Work with JACY (Kyoto Uni, NTT, DFKI)

  • Semi-Automatic Lexical Type Documentation for the Japanese grammar, JACY
    • In NTT's HINOKI treebanking project, treebankers are not grammar developers nor linguists. They need a comprehensive and detailed documentation, especially for lexical types, to annotate corpora.
  • Requirements:
    • Semi-automatic documentation
    • Flexible browsing
    • Visible to members all over the world
  • Key ideas:
    • Store various information as relational databases

    • Browse it through the web: Jacy Lexical Types (be our guest)


How to document

  • Description on a high level of the linguistic analysis is often scattered in different papers. It is useful to collect electronic versions of as many papers as possible and link them from the grammar page.

  • Granularity of documentation and modes of documentation depends on users, purposes, or what you want to do with it.

  • Modes of documentation

    • documentation for "internal" people, technical, in the grammar files, viewable from outside.
    • detailed documentation about phenomena, book or papers.
    • very external documentation about installation etc, online
  • The grammar could be annotated with examples, typically for the rules and lexical types.

  • Documentation process should be automated as much as one can, as the NTT system does.

  • Grammar writers should set up multi-language test suites on certain phenomena and differences in the grammars; something like the MRS testsuite for all grammars.

  • Top-level documentation has to be done not only for grammars but also for systems.

  • The model in which one system is maintained by only one developer is frightening. We need documentation to change this situation.

  • The Spanish grammar started with documenting each line of implementation, different phenomena with examples, types. So, it is documented by writing the grammar. This is a good way to document things.

  • As we are now expanding the wiki, we need to decide on a licence for it fast. FrancisBond, egged on by AnnCopestake, suggested the Creative Commons Deed (Attribution 2.5). This would allow people to use the wikied documentation in other works as long as it is attributed.

How to motivate people to document

  • Some things that have been done for one purpose will be used for another purpose. So, the documentation will have to be adapted by people to their needs.
  • Researchers need things that can be inserted into one's CV, and LSA counts electronic documentations as publications, and so does W3C. This can motivate people to write documents.
    • Jeff Good pointed out that the LSA supports the consideration of electronic databases and digital resources as publications for consideration in tenure and promotion To make grammars count as such, we may have to develop some kind of peer review, similar to the processes defined by the Open Language Archives Community.
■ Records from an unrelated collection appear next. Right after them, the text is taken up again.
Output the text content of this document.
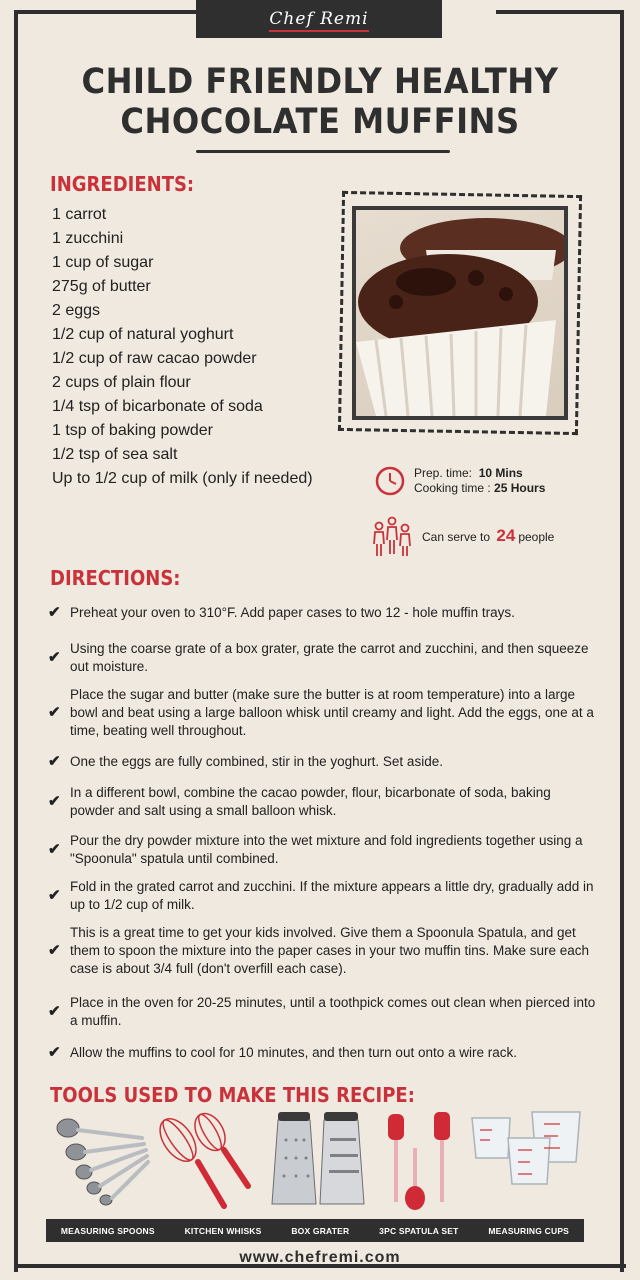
Chef Remi
CHILD FRIENDLY HEALTHY
CHOCOLATE MUFFINS
INGREDIENTS:
1 carrot
1 zucchini
1 cup of sugar
275g of butter
2 eggs
1/2 cup of natural yoghurt
1/2 cup of raw cacao powder
2 cups of plain flour
1/4 tsp of bicarbonate of soda
1 tsp of baking powder
1/2 tsp of sea salt
Up to 1/2 cup of milk (only if needed)	Prep. time: 10 Mins
Cooking time : 25 Hours
Can serve to 24 people
DIRECTIONS:
✔ Preheat your oven to 310°F. Add paper cases to two 12 - hole muffin trays.
✔
Using the coarse grate of a box grater, grate the carrot and zucchini, and then squeeze out moisture.
✔
Place the sugar and butter (make sure the butter is at room temperature) into a large bowl and beat using a large balloon whisk until creamy and light. Add the eggs, one at a time, beating well throughout.
✔ One the eggs are fully combined, stir in the yoghurt. Set aside.
✔
In a different bowl, combine the cacao powder, flour, bicarbonate of soda, baking powder and salt using a small balloon whisk.
✔
Pour the dry powder mixture into the wet mixture and fold ingredients together using a "Spoonula" spatula until combined.
✔
Fold in the grated carrot and zucchini. If the mixture appears a little dry, gradually add in up to 1/2 cup of milk.
✔
This is a great time to get your kids involved. Give them a Spoonula Spatula, and get them to spoon the mixture into the paper cases in your two muffin tins. Make sure each case is about 3/4 full (don't overfill each case).
✔
Place in the oven for 20-25 minutes, until a toothpick comes out clean when pierced into a muffin.
✔ Allow the muffins to cool for 10 minutes, and then turn out onto a wire rack.
TOOLS USED TO MAKE THIS RECIPE:
MEASURING SPOONS	KITCHEN WHISKS	BOX GRATER	3PC SPATULA SET	MEASURING CUPS
www.chefremi.com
This presentation, from an LSA tutorial on archiving in 2005 discusses how archiving can be understood as publication.
  • A further reason for documentation is to keep track of your own information: putting documenation on-line also makes it easy for the authors to access.
  • A particular place it would be nice to have more documentation is in keeping track of Matrix adaptations, to support the Matrix development.

Future Work

  • Set up a standard for peer reviewd documentation
  • Make DELPH-IN documenation available to the wider community
  • Compare the grammars (how do we want to compare?)